Ich aber gehöre nicht zu dem Typ Mensch, der einfach jemanden anspricht. So kommt es nicht selten vor, dass ich manche Seminare besuche, ohne großartig mit Leuten zu sprechen. Schlimm ist das nicht, solange das Seminar selbst Spaß macht. Manche Kommilitonen hingegen scheinen in jedem Seminar, in jeder Vorlesung und in jeder Bibliothek jemanden zu kennen. Das fand ich schon immer etwas suspekt. Wie machen sie das?

Erwartungen vs. Realität

An der Uni findet jeder seine Clique. So jedenfalls lautet die Botschaft in amerikanischen Filmen und Serien. Die Sportler hängen dort auf dem Sportplatz ab, die musikalisch Begabten finden Gleichgesinnte im Orchester oder Chor, und die Nerds gründen Buchklubs oder experimentieren im Labor.

Lauter Klischees, die immer wieder reproduziert werden und somit quasi ein Eigenleben entwickeln. Aber auch sie wecken bestimmte Erwartungen, denen kaum eine Uni gerecht werden kann. Sie soll ein Ort sein, an dem wir gerne und viel Zeit verbringen, uns am besten in Institutsgruppen oder anderen Vereinen engagieren – alles natürlich während wir fleißig Credit Points sammeln, Praktika absolvieren und arbeiten gehen. Wer braucht schon ein Privatleben!

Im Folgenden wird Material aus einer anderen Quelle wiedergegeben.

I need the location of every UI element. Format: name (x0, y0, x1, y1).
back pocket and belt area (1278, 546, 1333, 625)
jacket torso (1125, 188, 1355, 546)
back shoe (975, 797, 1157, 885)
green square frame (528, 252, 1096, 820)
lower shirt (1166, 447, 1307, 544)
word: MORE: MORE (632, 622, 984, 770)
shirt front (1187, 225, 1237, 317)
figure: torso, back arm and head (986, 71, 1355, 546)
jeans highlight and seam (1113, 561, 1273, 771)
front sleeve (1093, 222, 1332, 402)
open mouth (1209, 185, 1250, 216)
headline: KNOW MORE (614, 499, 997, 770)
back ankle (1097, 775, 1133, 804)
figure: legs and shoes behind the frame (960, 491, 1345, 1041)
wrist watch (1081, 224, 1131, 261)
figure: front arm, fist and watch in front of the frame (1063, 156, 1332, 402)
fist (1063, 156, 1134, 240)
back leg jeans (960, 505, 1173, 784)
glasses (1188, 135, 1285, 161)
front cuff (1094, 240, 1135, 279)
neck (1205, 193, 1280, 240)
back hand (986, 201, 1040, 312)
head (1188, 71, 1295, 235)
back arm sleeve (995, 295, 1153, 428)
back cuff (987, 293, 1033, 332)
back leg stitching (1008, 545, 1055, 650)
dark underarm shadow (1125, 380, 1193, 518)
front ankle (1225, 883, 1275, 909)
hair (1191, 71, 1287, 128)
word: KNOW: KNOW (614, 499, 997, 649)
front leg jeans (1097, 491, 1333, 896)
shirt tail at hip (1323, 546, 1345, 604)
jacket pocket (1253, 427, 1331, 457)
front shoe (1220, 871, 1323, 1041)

Wie schnell man Anschluss findet, kommt wohl auch auf den Studiengang an. Wenn man Fächer wie Jura oder Medizin studiert, bei denen der Studienplan vorgegeben ist, sieht man dieselben, irgendwann vertrauten Gesichter von Anfang an relativ regelmäßig. Andere Fächer sind aufgrund ihrer freien Modulwahl schwieriger zu navigieren. Denn wer jedes Semester in jedem Seminar mit vielen fremden Gesichtern konfrontiert wird, dem fällt es möglicherweise schwerer, neue Bekanntschaften zu machen.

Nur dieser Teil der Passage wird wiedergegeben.